Sky first took over live rights from the BBC ahead of the 2012 season and built Sky F1 into a dedicated channel — the first time the broadcaster had gone all-in on a single sport in that way. Whatever your view on the paywall era, there’s no denying Sky’s coverage has become part of the modern F1 furniture: wall-to-wall sessions, the long preambles, the constant shoulder content, and a level of access and production that’s helped set the tone for how the series is presented.
A major piece of that has been the on-screen roster. Martin Brundle remains the defining voice of Sky’s output, and the broadcaster has long leaned on a revolving cast of world champions and former race winners — Nico Rosberg, Jenson Button and Jacques Villeneuve among them — to give its analysis a bite that isn’t always possible when you’re trying to keep everyone in the paddock sweet.
Formula 1 CEO Stefano Domenicali framed the new deal as a continuation of a partnership that’s helped the sport’s trajectory in the region.
“Sky has always been a dedicated, trusted, and passionate partner since we began our relationship many years ago,” Domenicali said.

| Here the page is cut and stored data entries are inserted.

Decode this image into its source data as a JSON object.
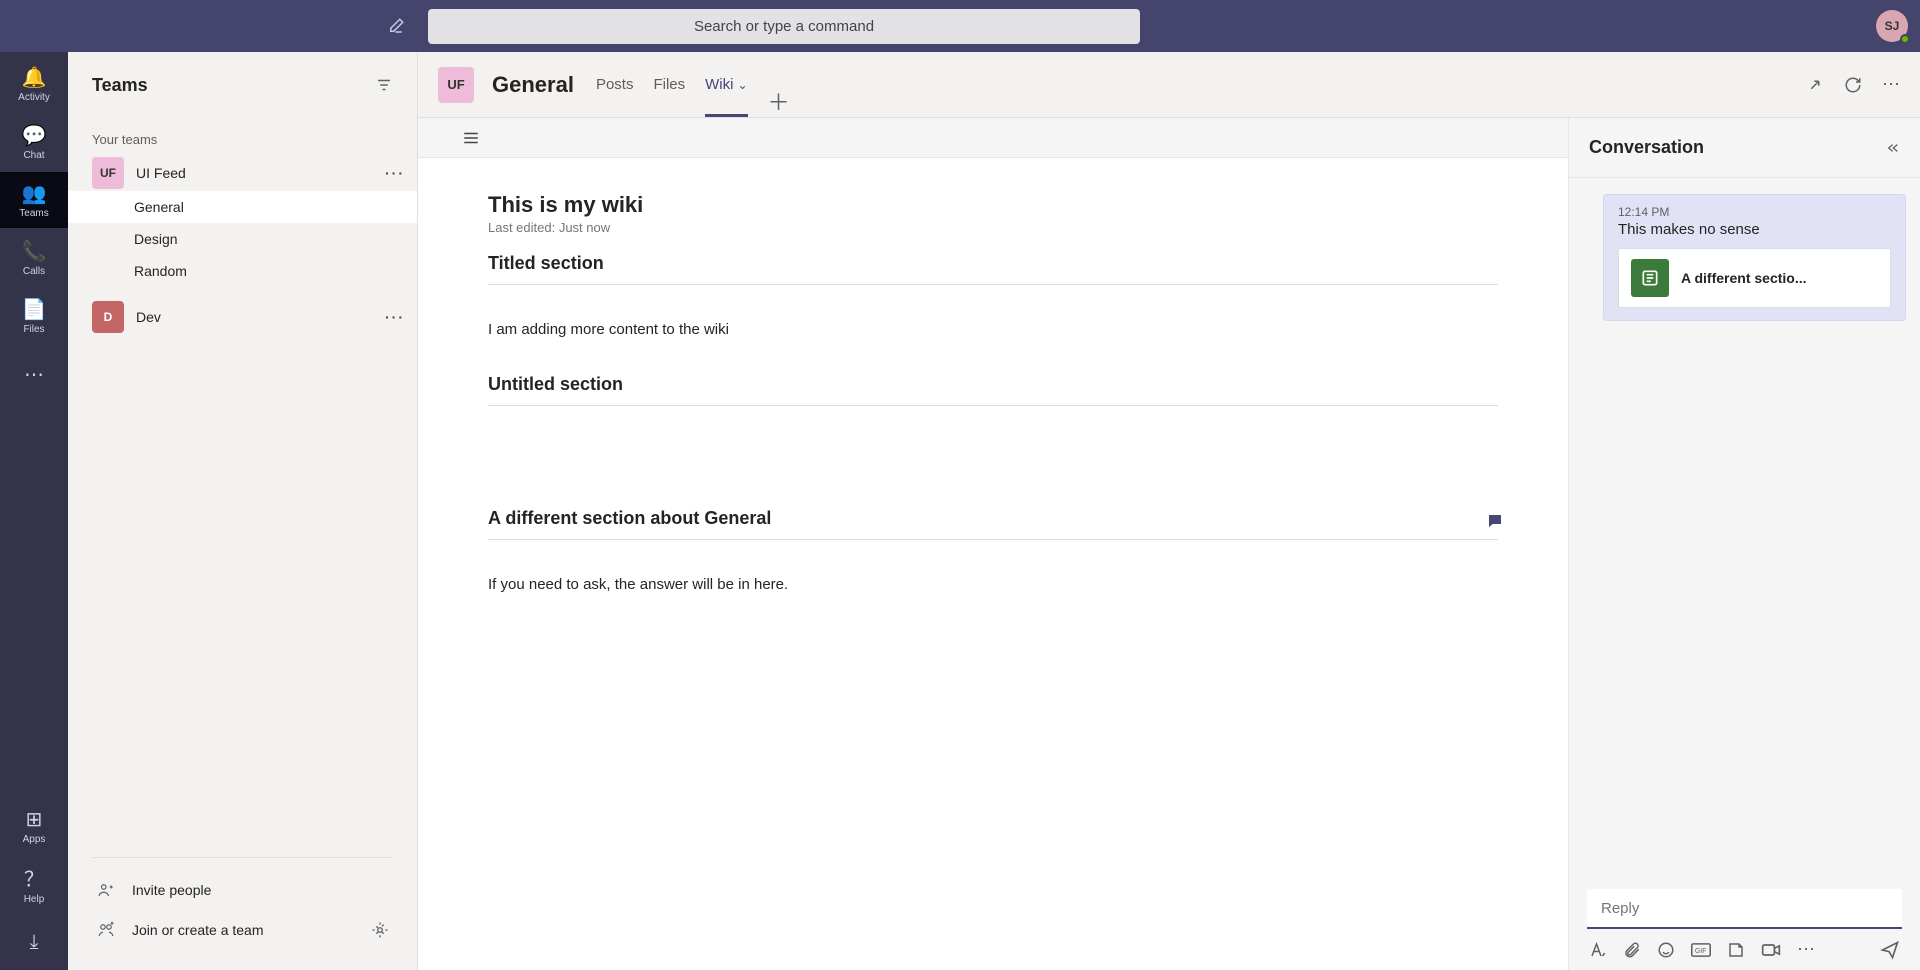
{
  "colors": {
    "bg_dark": "#44446C",
    "rail": "#33344A",
    "accent": "#464775"
  },
  "header": {
    "search_placeholder": "Search or type a command",
    "user_initials": "SJ"
  },
  "rail": {
    "items": [
      {
        "id": "activity",
        "label": "Activity"
      },
      {
        "id": "chat",
        "label": "Chat"
      },
      {
        "id": "teams",
        "label": "Teams",
        "selected": true
      },
      {
        "id": "calls",
        "label": "Calls"
      },
      {
        "id": "files",
        "label": "Files"
      }
    ],
    "more_label": "",
    "apps_label": "Apps",
    "help_label": "Help"
  },
  "teams_pane": {
    "title": "Teams",
    "section_label": "Your teams",
    "teams": [
      {
        "id": "uifeed",
        "initials": "UF",
        "name": "UI Feed"
      },
      {
        "id": "dev",
        "initials": "D",
        "name": "Dev"
      }
    ],
    "channels_uifeed": [
      {
        "name": "General",
        "selected": true
      },
      {
        "name": "Design"
      },
      {
        "name": "Random"
      }
    ],
    "footer_invite": "Invite people",
    "footer_join": "Join or create a team"
  },
  "channel_header": {
    "avatar": "UF",
    "title": "General",
    "tabs": [
      {
        "label": "Posts"
      },
      {
        "label": "Files"
      },
      {
        "label": "Wiki",
        "active": true
      }
    ]
  },
  "wiki": {
    "title": "This is my wiki",
    "last_edited": "Last edited: Just now",
    "sections": [
      {
        "title": "Titled section",
        "body": "I am adding more content to the wiki"
      },
      {
        "title": "Untitled section",
        "body": ""
      },
      {
        "title": "A different section about General",
        "body": "If you need to ask, the answer will be in here.",
        "has_conversation": true
      }
    ]
  },
  "conversation": {
    "title": "Conversation",
    "messages": [
      {
        "time": "12:14 PM",
        "text": "This makes no sense",
        "ref_label": "A different sectio..."
      }
    ],
    "reply_placeholder": "Reply"
  }
}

He credited Sky’s “world leading approach to live broadcasting, content creation, and behind-the-scenes analysis” and added he was “delighted we will be taking our partnership into the next decade.”
Sky Group CEO Dana Strong positioned the agreement as a statement of intent heading into what she called “an exciting era”, pointing to “more British talent on the grid” and highlighting “rising stars like Kimi Antonelli” as part of the story Sky expects to tell across the coming seasons.
“We’re proud of the role we’ve played in supporting the sport’s growth through world-class storytelling, innovation and long-term investment,” Strong said. “This new agreement secures Sky as the home of Formula 1 for years to come.”
The subtext is fairly straightforward: F1 wants stability and premium storytelling in a core market, and Sky wants a tentpole property it can continue to build around. Locking it in until 2034 also means both sides can plan longer-term — from talent and tech investment to how the sport is packaged and sold — without the noise of a rights cliff appearing every few years.
For UK and Irish fans, it’s also clarity. The long-running debate about accessibility versus depth of coverage isn’t going away, but at least now everyone knows what the landscape looks like into the mid-2030s: Sky remains the destination for live F1, and the broadcasting voice that has shaped the post-2012 era isn’t changing any time soon.